I don't have an article but here's a super quick rundown. Log4j is a very common logging framework used in java. It very often gets pulled in along with other dependencies, so it's easy to be using it without even realizing it. It has a feature that allows it to download and run code just by logging specially formatted strings. So if someone get cause your server to log these strings, it will run whatever code they want. On minecraft servers for example, all chat messages get logged at some point, so just posting the right string in chat will cause the server to execute the code you tell it to download.
Okay, I know I am not a Real Programmer, but even I know that user content is to be Not Trusted. Isn't it like a Security 101 principle that user content is always potentially dangerous, and to be treated accordingly?
> Meanwhile, library developers didn't realize app devs would be feeding untrusted strings to their library.
What?!
It's a logging library. I would expect users of it to be feeding user input, so that in the case of a bug, I can look at logs to see what input triggered a bug.
> It's a logging library. I would expect users of it to be feeding user input,
I agree with you, but I did see a couple of days ago someone with the diametrically opposite opinion: that we should never log user input, with a link to https://owasp.org/www-community/attacks/Log_Injection (plus this bug) as the justification.
Seems like a strange conclusion to draw. I mean, taking input from one user and presenting it to another creates the opportunity for XSS attacks, but obviously you wouldn't use that to argue that you should never show one user's input to another, because then no website could contain user-generated content. Forums would not exist and the entire web would be non-interactive.
Nah...logging user input is a must to be able to perform digital forensics and incident response. Certainly knowing exactly how an attack was triggered would help in preventing it in the future.
Just filter the CRs and LFs to prevent log forging, and make sure log files are not accessible from the web app. They should be in /var/log, not in the web root.
Your instinct is right, and in hindsight that's easy to say. Practically speaking, however, "treated accordingly" generally means "do not execute this string as a command (or pass it to anything that might do so, like a SQL statement)". It was entirely reasonable (though, we have now discovered, false) to expect that a logging framework would not execute the strings that it received.
Yes, but oftentimes you want to log user generated events (especially ones that might otherwise be ephemeral) to create, well, logs, of what has happened. You expect the log library to dump whatever string you direct it to to the correct location (based on config and log level and etc), with any necessary sanitizing, and you otherwise forget about it. You don't expect the log library to try and execute any part of the string.
As best I've been able to tell, this was not an intentional feature; it was added by the original author for configuration, so that they could drop LDAP URL's into the log4j configuration file, thus using LDAP as a "configuration server". I don't think they realized this would cross paths with every single log message as well.

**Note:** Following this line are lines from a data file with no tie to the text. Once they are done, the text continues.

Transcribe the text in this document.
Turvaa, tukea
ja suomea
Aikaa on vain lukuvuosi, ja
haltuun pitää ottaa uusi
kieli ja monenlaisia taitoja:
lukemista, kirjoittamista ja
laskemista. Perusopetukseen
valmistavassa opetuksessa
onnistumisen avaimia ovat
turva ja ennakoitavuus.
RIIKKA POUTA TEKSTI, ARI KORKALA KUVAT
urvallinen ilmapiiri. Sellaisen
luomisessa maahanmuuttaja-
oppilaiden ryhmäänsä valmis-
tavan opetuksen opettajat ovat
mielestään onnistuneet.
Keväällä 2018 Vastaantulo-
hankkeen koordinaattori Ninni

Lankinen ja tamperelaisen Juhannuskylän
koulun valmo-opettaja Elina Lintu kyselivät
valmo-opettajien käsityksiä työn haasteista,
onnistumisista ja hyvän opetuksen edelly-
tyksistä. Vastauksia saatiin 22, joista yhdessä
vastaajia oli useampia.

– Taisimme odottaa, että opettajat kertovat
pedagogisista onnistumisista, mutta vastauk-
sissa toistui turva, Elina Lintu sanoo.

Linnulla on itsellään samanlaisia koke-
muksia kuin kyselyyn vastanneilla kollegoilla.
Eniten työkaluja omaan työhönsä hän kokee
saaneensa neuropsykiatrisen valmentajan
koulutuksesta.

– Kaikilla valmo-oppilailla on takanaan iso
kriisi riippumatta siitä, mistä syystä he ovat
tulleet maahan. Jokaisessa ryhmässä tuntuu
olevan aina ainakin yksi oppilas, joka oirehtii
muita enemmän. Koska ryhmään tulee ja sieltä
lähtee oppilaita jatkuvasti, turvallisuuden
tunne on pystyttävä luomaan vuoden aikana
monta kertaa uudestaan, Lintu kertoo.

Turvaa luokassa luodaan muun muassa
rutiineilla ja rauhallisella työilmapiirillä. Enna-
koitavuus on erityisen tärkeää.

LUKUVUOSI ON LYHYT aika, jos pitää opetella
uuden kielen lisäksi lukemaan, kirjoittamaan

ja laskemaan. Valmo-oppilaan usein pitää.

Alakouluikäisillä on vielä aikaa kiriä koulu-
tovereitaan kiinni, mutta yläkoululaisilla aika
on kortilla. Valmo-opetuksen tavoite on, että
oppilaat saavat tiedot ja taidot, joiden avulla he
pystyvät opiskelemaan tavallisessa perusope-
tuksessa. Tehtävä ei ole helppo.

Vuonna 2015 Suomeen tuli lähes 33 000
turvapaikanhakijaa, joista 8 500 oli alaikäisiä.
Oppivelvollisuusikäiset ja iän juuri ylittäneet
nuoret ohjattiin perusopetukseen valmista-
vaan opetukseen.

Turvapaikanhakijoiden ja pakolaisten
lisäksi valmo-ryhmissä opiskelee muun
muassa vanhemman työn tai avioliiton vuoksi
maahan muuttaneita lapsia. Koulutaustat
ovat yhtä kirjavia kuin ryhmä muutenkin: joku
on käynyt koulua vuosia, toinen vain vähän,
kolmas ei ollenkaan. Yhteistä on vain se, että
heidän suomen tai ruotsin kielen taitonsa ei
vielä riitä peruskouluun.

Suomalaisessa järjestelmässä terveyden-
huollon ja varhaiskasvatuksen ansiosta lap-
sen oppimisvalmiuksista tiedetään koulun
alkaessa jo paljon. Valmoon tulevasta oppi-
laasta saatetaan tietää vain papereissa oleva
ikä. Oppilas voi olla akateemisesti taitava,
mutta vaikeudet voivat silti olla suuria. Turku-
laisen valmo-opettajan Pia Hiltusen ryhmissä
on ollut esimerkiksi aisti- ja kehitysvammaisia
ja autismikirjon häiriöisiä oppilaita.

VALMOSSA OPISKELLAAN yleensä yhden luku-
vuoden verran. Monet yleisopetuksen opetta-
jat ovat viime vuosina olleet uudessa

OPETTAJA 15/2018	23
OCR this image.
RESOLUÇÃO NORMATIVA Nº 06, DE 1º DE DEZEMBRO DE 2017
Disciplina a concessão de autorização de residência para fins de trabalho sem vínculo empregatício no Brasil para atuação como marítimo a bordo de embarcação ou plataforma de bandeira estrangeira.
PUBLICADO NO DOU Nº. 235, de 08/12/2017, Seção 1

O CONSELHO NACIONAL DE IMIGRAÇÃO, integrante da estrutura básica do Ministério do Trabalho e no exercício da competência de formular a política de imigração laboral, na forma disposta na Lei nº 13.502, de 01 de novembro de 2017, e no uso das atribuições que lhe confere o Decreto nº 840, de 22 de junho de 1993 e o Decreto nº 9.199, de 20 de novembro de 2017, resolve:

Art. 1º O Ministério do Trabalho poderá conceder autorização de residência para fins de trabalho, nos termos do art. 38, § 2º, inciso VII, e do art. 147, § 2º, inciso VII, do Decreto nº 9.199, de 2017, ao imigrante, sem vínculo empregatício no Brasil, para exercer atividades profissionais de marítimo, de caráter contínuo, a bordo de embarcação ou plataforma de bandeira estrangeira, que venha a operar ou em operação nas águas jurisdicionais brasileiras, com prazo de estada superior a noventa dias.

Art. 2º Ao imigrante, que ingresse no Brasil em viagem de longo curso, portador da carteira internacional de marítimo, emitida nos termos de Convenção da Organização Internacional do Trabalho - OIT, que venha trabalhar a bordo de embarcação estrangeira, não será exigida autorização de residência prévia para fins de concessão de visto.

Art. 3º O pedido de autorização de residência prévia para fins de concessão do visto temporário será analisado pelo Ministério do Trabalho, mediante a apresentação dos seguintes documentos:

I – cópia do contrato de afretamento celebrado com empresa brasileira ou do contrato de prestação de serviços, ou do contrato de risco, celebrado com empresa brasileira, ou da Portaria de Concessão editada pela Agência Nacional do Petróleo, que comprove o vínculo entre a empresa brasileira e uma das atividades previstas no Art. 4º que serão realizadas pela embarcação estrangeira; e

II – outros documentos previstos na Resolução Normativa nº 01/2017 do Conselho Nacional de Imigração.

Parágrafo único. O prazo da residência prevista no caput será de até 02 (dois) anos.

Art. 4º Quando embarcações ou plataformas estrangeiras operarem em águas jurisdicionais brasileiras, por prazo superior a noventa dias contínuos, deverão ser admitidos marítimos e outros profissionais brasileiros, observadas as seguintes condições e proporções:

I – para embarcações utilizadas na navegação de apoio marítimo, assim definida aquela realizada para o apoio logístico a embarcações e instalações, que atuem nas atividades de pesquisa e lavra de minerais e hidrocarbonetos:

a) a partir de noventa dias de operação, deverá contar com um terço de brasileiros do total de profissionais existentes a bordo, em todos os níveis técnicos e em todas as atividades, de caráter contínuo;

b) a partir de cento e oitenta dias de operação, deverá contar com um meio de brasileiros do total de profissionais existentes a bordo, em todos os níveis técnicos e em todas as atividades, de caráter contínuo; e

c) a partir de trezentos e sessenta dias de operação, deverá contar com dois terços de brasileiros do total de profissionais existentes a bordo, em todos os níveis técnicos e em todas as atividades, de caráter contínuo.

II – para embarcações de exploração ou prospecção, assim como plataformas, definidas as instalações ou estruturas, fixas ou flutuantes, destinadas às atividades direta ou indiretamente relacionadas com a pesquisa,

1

Mind you, I also think that original intention was idiotic: Now your java application can't boot up unless your LDAP server is working, and for what? That's the kind of thing that makes global restarts & outage recovery a disaster.
If you look at the change that caused this it was intended that incoming log statements pattern match jndi requests and run those. The only configuration in the change was to specify the pattern match for jndi. There was no intention to run jndi from the configuration, the intention was always to read log statements and run those.
It uses the routing appender that's intended to send logs different ways via string matching and added code that said if the string matching has ${jndi... it should run that jndi code.
The change did what it said it would do. Akin to someone submitting a patch to run eval(log_statment).
That it passed review and was accepted is frightening.
I will admit that I've used it, though. I have an IRC bot written in Python with a "!calc" command that calls eval(). But I use `ast` to build the syntax tree, then walk it and compare every AST object to a white list so you can only use numbers and math operators. Anything else, such as CALLs or strings will throw an error.